Most of the undocumented funds end up being invested in real estate; this includes proceeds of crime, whether drugs, bhatta, kidnapping, human-trafficking, kick-backs, tax evasion and terrorist funds or those of agencies like RAW. Because of these flows of funds from all these variety of sources, the real estate prices keep going up at a pace higher than the economic growth and the natural supply and demand, making it very attractive to leave everything else and just trade in real estate. Many industrialists have discovered that it is better to simply invest in real estate and make a quick turn, rather than in manufacturing through patient investing.
The other important area is the lack of focus on understanding that the future lies in creating jobs through manufacturing and not simply through trade and services. The government has not been vigilant enough against dumping in our market, as well as the misuse of trade agreements. Most countries protect their industry (and agriculture), while making sure that the protection does not convert to rent seeking through monopolies and cartelization. The government needs to protect our industry and at the same time protect the consumers against rent-seeking. This can only happen if there well researched debate amongst all stakeholders in the matter.

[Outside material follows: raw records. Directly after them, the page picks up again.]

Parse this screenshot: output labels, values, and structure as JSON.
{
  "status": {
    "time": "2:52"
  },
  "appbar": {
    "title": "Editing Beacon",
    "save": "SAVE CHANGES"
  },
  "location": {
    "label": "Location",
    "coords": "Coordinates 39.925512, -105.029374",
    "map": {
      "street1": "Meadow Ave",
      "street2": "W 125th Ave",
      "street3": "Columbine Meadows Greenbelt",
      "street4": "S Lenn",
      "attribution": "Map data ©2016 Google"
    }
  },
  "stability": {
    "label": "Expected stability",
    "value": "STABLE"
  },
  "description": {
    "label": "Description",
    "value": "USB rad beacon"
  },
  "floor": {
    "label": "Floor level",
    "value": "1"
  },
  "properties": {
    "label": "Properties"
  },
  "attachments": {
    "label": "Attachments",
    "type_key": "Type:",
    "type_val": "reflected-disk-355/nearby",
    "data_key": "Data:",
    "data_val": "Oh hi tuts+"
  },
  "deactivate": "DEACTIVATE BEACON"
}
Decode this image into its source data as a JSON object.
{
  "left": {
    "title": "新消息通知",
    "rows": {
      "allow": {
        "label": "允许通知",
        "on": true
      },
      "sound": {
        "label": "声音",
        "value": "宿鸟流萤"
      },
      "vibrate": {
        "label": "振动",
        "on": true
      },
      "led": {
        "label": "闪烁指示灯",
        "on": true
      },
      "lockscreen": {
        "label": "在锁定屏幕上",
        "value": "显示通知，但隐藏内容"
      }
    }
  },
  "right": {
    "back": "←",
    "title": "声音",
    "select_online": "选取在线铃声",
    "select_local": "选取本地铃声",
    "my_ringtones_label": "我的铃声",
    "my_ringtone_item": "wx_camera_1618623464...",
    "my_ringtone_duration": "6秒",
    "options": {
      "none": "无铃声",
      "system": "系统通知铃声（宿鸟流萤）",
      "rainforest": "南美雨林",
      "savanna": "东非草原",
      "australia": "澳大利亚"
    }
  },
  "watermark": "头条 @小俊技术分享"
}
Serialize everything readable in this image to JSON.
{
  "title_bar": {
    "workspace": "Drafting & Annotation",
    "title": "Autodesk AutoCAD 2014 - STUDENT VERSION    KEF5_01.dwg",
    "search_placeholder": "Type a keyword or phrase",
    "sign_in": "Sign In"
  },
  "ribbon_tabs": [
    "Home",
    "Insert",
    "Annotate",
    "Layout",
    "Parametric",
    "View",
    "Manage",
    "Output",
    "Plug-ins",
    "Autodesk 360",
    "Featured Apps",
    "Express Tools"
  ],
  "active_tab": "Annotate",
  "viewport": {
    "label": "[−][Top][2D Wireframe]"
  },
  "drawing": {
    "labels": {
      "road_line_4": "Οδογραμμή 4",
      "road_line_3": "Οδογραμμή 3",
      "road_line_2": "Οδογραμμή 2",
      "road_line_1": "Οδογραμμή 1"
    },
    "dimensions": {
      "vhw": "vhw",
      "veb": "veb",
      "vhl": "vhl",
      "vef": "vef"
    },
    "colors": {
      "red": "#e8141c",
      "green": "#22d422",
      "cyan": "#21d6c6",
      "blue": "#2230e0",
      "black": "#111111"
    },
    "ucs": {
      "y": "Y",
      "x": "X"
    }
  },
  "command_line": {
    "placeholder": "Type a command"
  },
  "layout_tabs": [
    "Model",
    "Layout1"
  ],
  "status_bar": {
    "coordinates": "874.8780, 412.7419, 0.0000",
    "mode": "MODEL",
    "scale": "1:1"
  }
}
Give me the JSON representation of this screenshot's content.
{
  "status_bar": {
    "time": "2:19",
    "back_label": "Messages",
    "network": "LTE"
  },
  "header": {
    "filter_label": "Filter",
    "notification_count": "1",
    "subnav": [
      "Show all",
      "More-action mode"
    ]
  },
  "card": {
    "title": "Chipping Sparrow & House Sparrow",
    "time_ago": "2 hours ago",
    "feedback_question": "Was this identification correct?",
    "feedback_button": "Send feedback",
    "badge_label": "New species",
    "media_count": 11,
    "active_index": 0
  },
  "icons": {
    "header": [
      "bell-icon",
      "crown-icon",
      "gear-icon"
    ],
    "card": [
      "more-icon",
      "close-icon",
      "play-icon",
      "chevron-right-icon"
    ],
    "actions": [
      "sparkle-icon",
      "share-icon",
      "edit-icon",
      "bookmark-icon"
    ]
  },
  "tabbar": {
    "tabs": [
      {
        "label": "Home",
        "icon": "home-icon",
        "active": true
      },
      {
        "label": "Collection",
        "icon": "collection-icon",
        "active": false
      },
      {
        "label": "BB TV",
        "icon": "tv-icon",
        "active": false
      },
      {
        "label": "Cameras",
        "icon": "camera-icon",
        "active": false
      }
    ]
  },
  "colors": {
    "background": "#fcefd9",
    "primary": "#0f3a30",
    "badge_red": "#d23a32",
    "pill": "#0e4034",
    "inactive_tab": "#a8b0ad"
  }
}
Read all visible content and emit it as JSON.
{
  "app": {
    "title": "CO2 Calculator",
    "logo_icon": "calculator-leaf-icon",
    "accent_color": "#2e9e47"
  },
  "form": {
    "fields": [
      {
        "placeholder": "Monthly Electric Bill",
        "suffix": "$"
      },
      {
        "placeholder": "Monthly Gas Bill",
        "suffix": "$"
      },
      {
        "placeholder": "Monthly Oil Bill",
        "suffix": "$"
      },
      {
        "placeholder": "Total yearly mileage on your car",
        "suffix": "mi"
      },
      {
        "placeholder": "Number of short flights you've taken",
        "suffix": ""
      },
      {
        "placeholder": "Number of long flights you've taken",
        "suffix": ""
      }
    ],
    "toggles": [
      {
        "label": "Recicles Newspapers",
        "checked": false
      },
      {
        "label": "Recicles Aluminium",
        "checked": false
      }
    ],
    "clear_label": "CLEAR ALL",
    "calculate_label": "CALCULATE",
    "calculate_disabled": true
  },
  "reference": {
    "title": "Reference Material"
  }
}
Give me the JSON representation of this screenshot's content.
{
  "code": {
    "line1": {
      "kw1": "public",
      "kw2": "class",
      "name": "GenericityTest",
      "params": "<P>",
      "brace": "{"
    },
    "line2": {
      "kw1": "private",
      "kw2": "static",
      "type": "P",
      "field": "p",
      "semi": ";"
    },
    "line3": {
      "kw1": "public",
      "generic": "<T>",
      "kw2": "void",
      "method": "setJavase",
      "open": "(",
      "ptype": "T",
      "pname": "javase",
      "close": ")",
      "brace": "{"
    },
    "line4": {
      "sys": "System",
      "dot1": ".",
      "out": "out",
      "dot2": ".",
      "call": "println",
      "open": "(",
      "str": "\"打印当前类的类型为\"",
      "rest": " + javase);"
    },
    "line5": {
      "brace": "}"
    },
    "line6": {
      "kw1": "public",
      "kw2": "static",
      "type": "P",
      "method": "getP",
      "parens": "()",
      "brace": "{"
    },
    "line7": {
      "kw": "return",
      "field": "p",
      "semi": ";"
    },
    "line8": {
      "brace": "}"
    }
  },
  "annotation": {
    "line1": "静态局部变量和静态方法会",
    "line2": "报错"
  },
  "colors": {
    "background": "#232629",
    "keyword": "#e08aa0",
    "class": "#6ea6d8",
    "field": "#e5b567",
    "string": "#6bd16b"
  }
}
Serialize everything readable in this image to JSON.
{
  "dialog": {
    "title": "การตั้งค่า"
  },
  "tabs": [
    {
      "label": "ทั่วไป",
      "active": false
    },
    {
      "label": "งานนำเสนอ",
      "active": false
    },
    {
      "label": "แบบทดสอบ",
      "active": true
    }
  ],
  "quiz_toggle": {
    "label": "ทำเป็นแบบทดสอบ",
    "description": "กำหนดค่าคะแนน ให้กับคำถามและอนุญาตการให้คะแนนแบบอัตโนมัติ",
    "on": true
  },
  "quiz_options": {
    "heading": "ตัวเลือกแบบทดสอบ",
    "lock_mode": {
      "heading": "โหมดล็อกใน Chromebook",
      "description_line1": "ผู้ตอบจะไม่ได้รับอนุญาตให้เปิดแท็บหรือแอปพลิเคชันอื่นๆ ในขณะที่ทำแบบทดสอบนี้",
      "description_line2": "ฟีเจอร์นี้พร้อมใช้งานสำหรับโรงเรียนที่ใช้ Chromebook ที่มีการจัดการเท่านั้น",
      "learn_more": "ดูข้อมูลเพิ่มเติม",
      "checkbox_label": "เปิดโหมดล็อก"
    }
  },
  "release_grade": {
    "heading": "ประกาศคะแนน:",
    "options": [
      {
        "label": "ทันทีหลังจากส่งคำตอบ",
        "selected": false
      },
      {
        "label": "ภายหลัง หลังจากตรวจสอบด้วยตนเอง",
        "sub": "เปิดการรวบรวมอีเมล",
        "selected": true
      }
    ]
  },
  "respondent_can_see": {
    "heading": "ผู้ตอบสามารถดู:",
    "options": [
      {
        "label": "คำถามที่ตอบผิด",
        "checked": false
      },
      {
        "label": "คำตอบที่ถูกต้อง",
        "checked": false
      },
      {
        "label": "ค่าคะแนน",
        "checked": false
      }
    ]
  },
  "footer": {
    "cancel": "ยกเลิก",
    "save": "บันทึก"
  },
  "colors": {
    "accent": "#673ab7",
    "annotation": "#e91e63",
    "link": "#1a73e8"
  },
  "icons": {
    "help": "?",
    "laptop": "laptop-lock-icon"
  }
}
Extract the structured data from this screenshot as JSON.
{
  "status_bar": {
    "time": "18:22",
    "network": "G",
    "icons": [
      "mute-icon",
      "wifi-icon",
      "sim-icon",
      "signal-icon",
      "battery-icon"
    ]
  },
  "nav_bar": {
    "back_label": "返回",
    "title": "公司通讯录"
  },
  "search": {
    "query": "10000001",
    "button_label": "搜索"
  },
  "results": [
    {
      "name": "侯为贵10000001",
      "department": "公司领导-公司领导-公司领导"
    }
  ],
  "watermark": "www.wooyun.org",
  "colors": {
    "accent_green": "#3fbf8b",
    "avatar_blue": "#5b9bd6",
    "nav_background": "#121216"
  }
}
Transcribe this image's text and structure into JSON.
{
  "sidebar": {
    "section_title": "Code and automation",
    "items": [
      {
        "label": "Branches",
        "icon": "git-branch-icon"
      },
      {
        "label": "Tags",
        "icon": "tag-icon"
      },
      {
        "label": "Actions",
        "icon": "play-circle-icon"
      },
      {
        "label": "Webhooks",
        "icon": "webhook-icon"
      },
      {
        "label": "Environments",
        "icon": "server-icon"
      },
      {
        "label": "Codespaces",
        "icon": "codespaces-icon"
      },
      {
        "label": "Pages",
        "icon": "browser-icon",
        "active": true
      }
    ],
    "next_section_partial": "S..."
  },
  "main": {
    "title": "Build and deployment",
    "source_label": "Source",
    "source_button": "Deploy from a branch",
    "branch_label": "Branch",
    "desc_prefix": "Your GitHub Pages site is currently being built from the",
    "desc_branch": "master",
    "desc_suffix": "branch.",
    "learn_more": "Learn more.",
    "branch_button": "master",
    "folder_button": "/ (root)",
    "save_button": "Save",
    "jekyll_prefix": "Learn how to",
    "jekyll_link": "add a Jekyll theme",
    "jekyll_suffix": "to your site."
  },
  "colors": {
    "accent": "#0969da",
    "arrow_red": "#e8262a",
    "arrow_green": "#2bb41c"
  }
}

PAGE: What must be done to attract foreign investment?
NASIM BEG: As pointed out in the previous answer, the important thing is to attract investment into manufacturing. Foreign investment will follow domestic investors. In any event, foreign investment is desirable only if it helps us in bringing in technology, import substitution or in exports. This again needs a very well researched and well debated policy with complete clarity on why we would want foreign investment – not simply foreign investment for the sake of foreign investment. We should not be applauding foreign investment in fast-foods, beverages etc. In the case of fast moving consumer goods, our emphasis should be on creating domestic brands and not be paying royalties to foreign brands or be suffering transfer-pricing.
PAGE: Your views about entrepreneurship in Pakistan:
NASIM BEG: Entrepreneurship is alive and kicking, just observe street vendors and their ingenuity; even the poor street children who scavenge rubbish dumps. There is no dearth of the entrepreneurial and human spirit.
PAGE: Your views on Pakistan’s international standing during 2017?
NASIM BEG: Weak/poor – the less said the better.